Some schools are feeling the pressure to expand their research programs to more than just undergraduates. For example, UTEP has been so successful with its undergraduate research that it is starting a Ph.D. program. "As departments evolve or institutional missions evolve, you've got to be responsive to those challenges and needs," Martinez said. "In many ways, the strong tradition of undergraduate research that we've been doing for the last 30 years or so has propelled us to the point that the powers that be have looked favorably on our productivity and history in undergraduate research and said, 'We think you have the resources to begin to build a Ph.D. program.' "
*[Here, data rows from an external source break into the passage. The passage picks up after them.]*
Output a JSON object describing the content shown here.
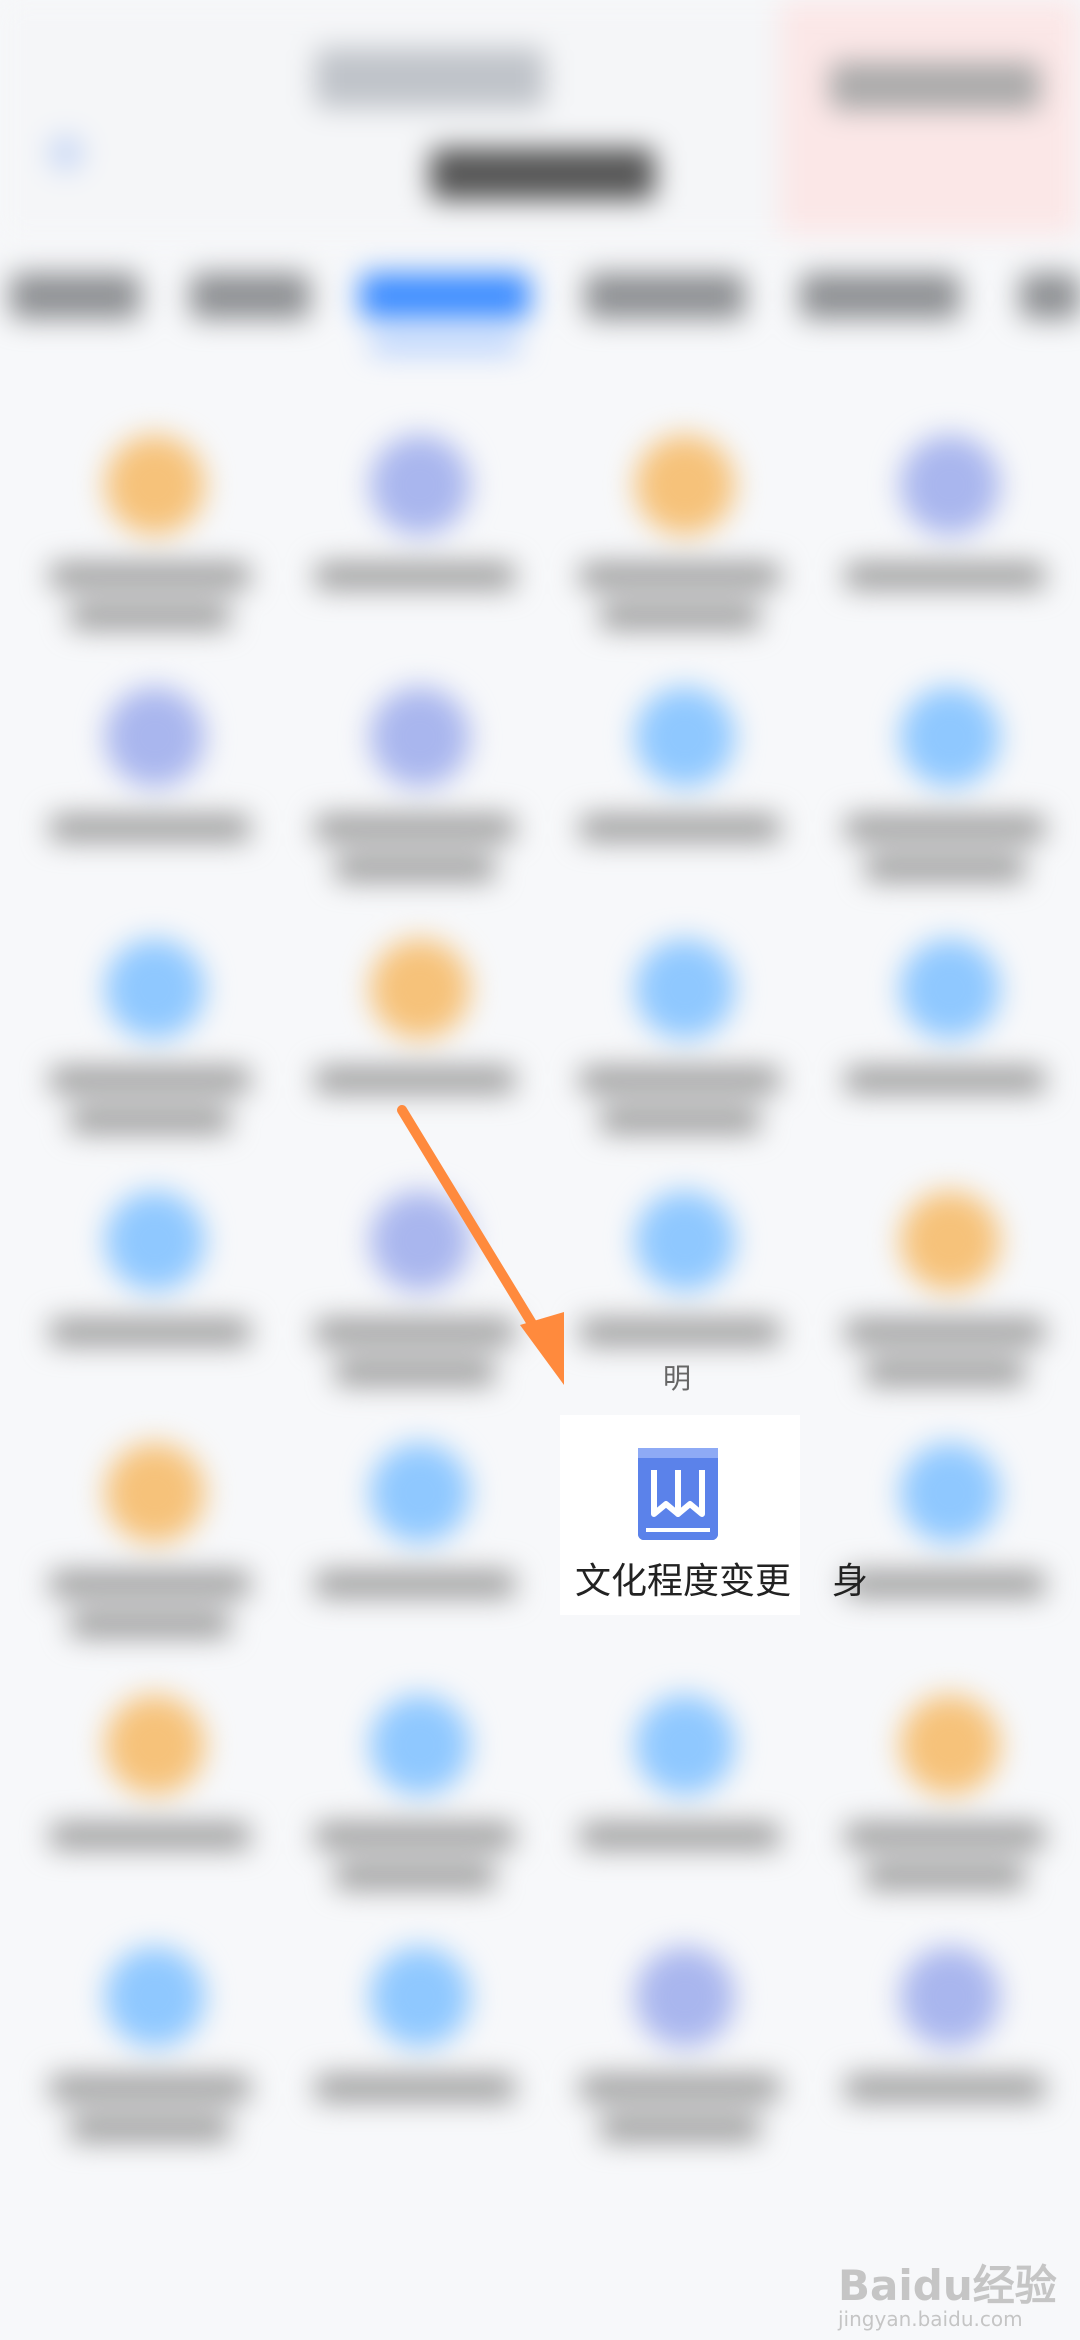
{
  "focused_item": {
    "label": "文化程度变更",
    "icon": "bookmark-document-icon",
    "icon_color": "#5b82ea"
  },
  "peek_label": "身",
  "peek_fragment": "明",
  "arrow_color": "#ff8a3d",
  "watermark": {
    "brand": "Baidu经验",
    "site": "jingyan.baidu.com"
  },
  "colors": {
    "orange_icon": "#f6c27a",
    "blue_icon": "#8fc8ff",
    "indigo_icon": "#a9b6ee",
    "tab_active": "#3c8cff"
  }
}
JMU's MacDonald worries that forcing successful comprehensive universities to develop graduate programs may sacrifice the very things that have made them successful in the first place. "With universities like ours, there's some pressure to do that--[start graduate programs]--without a complete understanding of the amount of money it would take to have a good one," she told C&EN. "If you think about it, you take away our funding sources. No more can we go for some of these grants [that are aimed at undergraduate institutions and] that we've been really successful at obtaining. You take those out of the picture, and you might even decrease funding."

Research is indeed an important part of the educational experience at undergraduate institutions. The summit and symposium organizers and participants hope that their experiences can serve as a guide to others at undergraduate institutions who want to strengthen their research capabilities.